Он улыбнулся. Он нарочно надевал на себя маску грешника, хуже того искусителя. Я тронула его подбородок, уже слегка шероховатый.
– Ты бы лучше отрастил бороду, сейчас многие носят бороду.
– Я уже пробовал. Она рыжая.
Мы болтали о пустяках, глядя, как клонится к закату солнце. Теперь оно уже почти скрылось между деревьями ближе к Нейи. Мы болтали о пустяках, но в них было то, что всего важнее в жизни. Я почувствовала, что озябла, и в тот же миг он поднялся с места. Я спросила, не озяб ли он.

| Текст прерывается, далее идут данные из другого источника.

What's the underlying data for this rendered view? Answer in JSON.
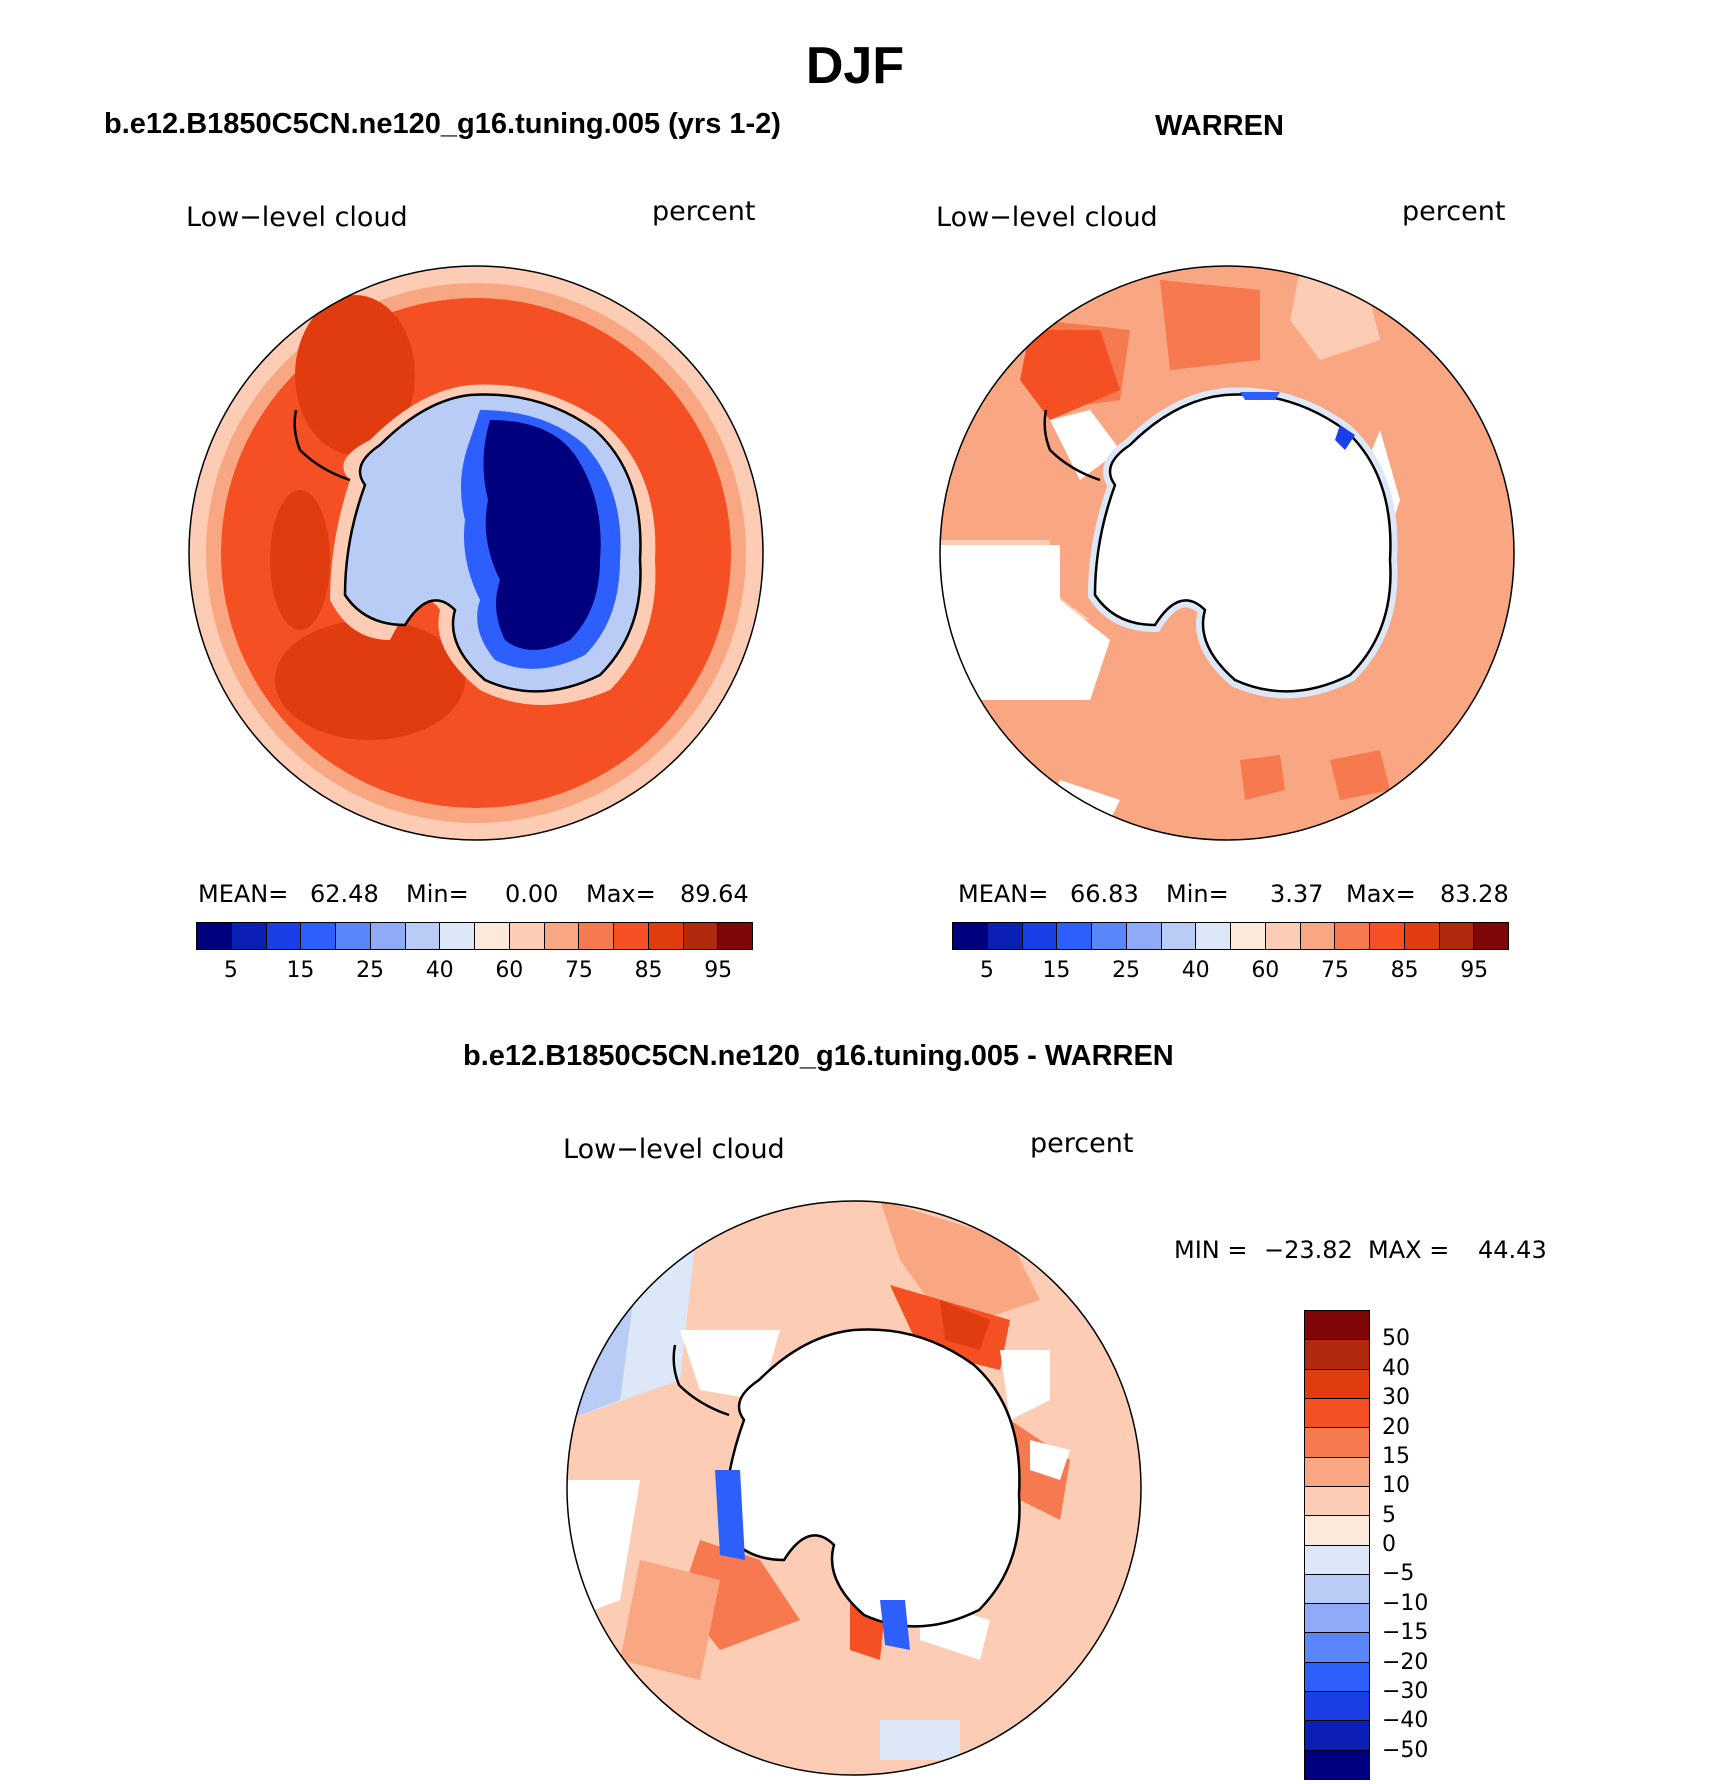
{
  "title": "DJF",
  "panels": [
    {
      "name": "model",
      "title": "b.e12.B1850C5CN.ne120_g16.tuning.005 (yrs 1-2)",
      "left_label": "Low−level cloud",
      "right_label": "percent",
      "stats": {
        "mean_label": "MEAN=",
        "mean": "62.48",
        "min_label": "Min=",
        "min": "0.00",
        "max_label": "Max=",
        "max": "89.64"
      },
      "colorbar_ticks": [
        "5",
        "15",
        "25",
        "40",
        "60",
        "75",
        "85",
        "95"
      ]
    },
    {
      "name": "obs",
      "title": "WARREN",
      "left_label": "Low−level cloud",
      "right_label": "percent",
      "stats": {
        "mean_label": "MEAN=",
        "mean": "66.83",
        "min_label": "Min=",
        "min": "3.37",
        "max_label": "Max=",
        "max": "83.28"
      },
      "colorbar_ticks": [
        "5",
        "15",
        "25",
        "40",
        "60",
        "75",
        "85",
        "95"
      ]
    },
    {
      "name": "diff",
      "title": "b.e12.B1850C5CN.ne120_g16.tuning.005 - WARREN",
      "left_label": "Low−level cloud",
      "right_label": "percent",
      "stats": {
        "min_label": "MIN =",
        "min": "−23.82",
        "max_label": "MAX =",
        "max": "44.43"
      },
      "colorbar_ticks": [
        "50",
        "40",
        "30",
        "20",
        "15",
        "10",
        "5",
        "0",
        "−5",
        "−10",
        "−15",
        "−20",
        "−30",
        "−40",
        "−50"
      ]
    }
  ],
  "colors": {
    "abs_scale": [
      "#00007f",
      "#0a1fb3",
      "#1a3fe6",
      "#2c5ffb",
      "#5a86fb",
      "#8fabf7",
      "#b9ccf6",
      "#dce8f8",
      "#fde8dc",
      "#fccdb4",
      "#f9a783",
      "#f7794f",
      "#f54f24",
      "#e13b10",
      "#b22a0e",
      "#7f0707"
    ],
    "diff_scale": [
      "#7f0707",
      "#b22a0e",
      "#e13b10",
      "#f54f24",
      "#f7794f",
      "#f9a783",
      "#fccdb4",
      "#fde8dc",
      "#dce8f8",
      "#b9ccf6",
      "#8fabf7",
      "#5a86fb",
      "#2c5ffb",
      "#1a3fe6",
      "#0a1fb3",
      "#00007f"
    ],
    "coastline": "#000000"
  }
}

– Не я, а ты, - ответил он спокойно.
Он был так спокоен, а во мне билась тоска, может, он смеется надо мной? Нет, не смеется. В его спокойствии - уважение, род заботы. Я ощутила эту заботу, когда он переводил меня через площадь, с ее бурным движением. Последний луч солнца коснулся вершины Триумфальной арки. Он размывал очертания, придавал им зыбкость.
Зыбкость была разлита во всем, когда мы спускались вниз по строгой улице Марсо, столь непарижской в своей размеренности. Тень была так глубока, будто мы брели под водой. Он вывел меня к моей улице. Метнул быстрый взгляд на дом со скромной вывеской пансиона. Насмешливая улыбка скользнула по его лицу. И сразу же меня сковала усталость. Лестница... Обычно я пешком поднималась на пятый этаж, перескакивая через две ступеньки. Сейчас я с благодарностью вспомнила о лифте.
Его руки легко коснулись моих плеч. Обещание? Уговор?
Во всяком случае, никакого иного уговора между нами не было. Он все еще стоял внизу, когда я проходила мимо окна на первой лестничной площадке, потом - на второй, на третьей. Потому, что я все-таки не стала подниматься на лифте. А он стоял, будто осиянный золотом, хотя солнце уже зашло.
10
Как хрупка наша память! Я говорю: помню... Смысл: я знаю, что это было. Но хранит ли память зрительный образ - тот, что вошел в меня, и живет во мне, и с тех пор стал частью моего существа?